Although it’s the inner-west now, it was truly the outskirts of civilisation for many at the time. Many poor European migrants found themselves in the middle of growing suburbs like Belfield, and often during the worst growing pains. But land was cheap, space was plentiful, and tolerance could be found if you looked past the stares.
He told me the shop had been a deli before he bought it. He’d saved all his income from the city salon, lived hard for years but never let go of the dream to own his own business. The master of his own destiny. We’re content these days to end up wherever life tosses us. Control is too much effort, and believing in fate and destiny means it’s easier to explain away fortune both good and bad. His was a fighter’s generation, and he fought for everything he had. He’d been fighting from the day the Nazis shot his father dead.
His salon fit right into a suburb that had multiculturalised right under the white noses of the residents. An Italian laundry here, a Chinese restaurant (that serves Australian cuisine as well, natch) there, and a Greek hair salon right in the middle.
A friendly, ebullient character, everybody came to know him. The women loved him, the young men respected him, and the old ones still gave him sideways glances. He didn’t care – he’d outlive them.
“I still had my ladies,” he’d recall fifty years later. Some of his city customers had crossed the ditch, but he’d found an all-new community waiting to unload on him. He’d become family as he’d get to know the women, their children, and their children.
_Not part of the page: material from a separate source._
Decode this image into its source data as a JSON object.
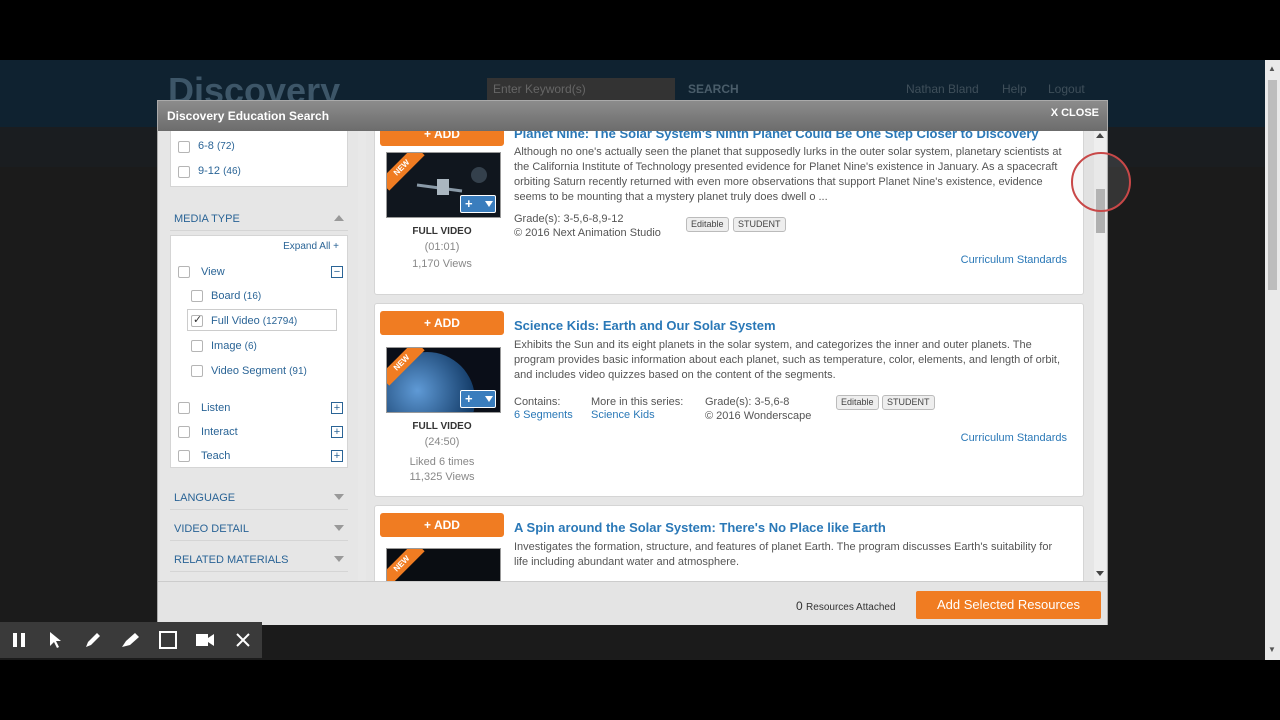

I came to this little shop for 25 years to get my hair cut. Always the same style: the Jon Arbuckle. In that time, I went from sitting in the baby chair and chucking a tantrum whenever it was time for a trim, to coming on my own, mainly for the conversation. As the years went on, he revealed more about himself and his life. It fascinated me.
“The hardest part,” he told me the last time I saw him “was that as the years passed, my ladies would…”
He paused. It was difficult.
“They’d stop coming in.”
Very true. Belfield is a very different suburb to what it was even ten years ago, let alone 30. Let alone 50. My grandmother was one of his women, so familiar that it seemed like they’d always be around.
But now she’s gone, and so is he.
“This is it,” he’d said. What? How? Why would you sell?
“I sold years ago,” he confessed. He’d been renting ever since.
I was stunned. Was I destined to never get a haircut again? “You can come to my house if you still want me to cut your hair,” he’d offered, but the look in his eyes suggested we both knew it would never happen. It was a kind gesture, but not the kind you actually take up. No need to be a servant in your own house.
What would he do now? He’d been scaling back the business for a long time. Once, the workload had been heavy enough that he’d hired an assistant, but Toni had long since gone. He’d said he didn’t take new customers anymore, either. It was too hard, pointless to get attached. It was his great strength and his ultimate weakness, that attachment.
So many Saturday mornings I’d spent in that chair, hair down to my shoulders, waiting for my turn. While I waited, he’d chat to me, or Mrs. Braithwaite, or Brett (who’d done time once and it had broken his heart). In all my years of going there I never saw the same “regular” in there twice, such was the expanse of his network.
On that final Saturday, we chatted out the back while he had a smoke. As a kid I’d always wondered about that back area. Turns out it was plastered with pictures of his own kids and grandkids, old salon paraphernalia, photos from his many overseas trips, and a radio constantly blasting ABC 702.
I’d thanked him for the last haircut he’d ever give me, and told him to keep the change. We shook hands, then embraced.
In my youth, I shed many tears in this place in vain attempts to avoid haircuts. As an adult, I shed one more.
The worst part is that two years later, it’s still for lease. I haven’t had a haircut in two years.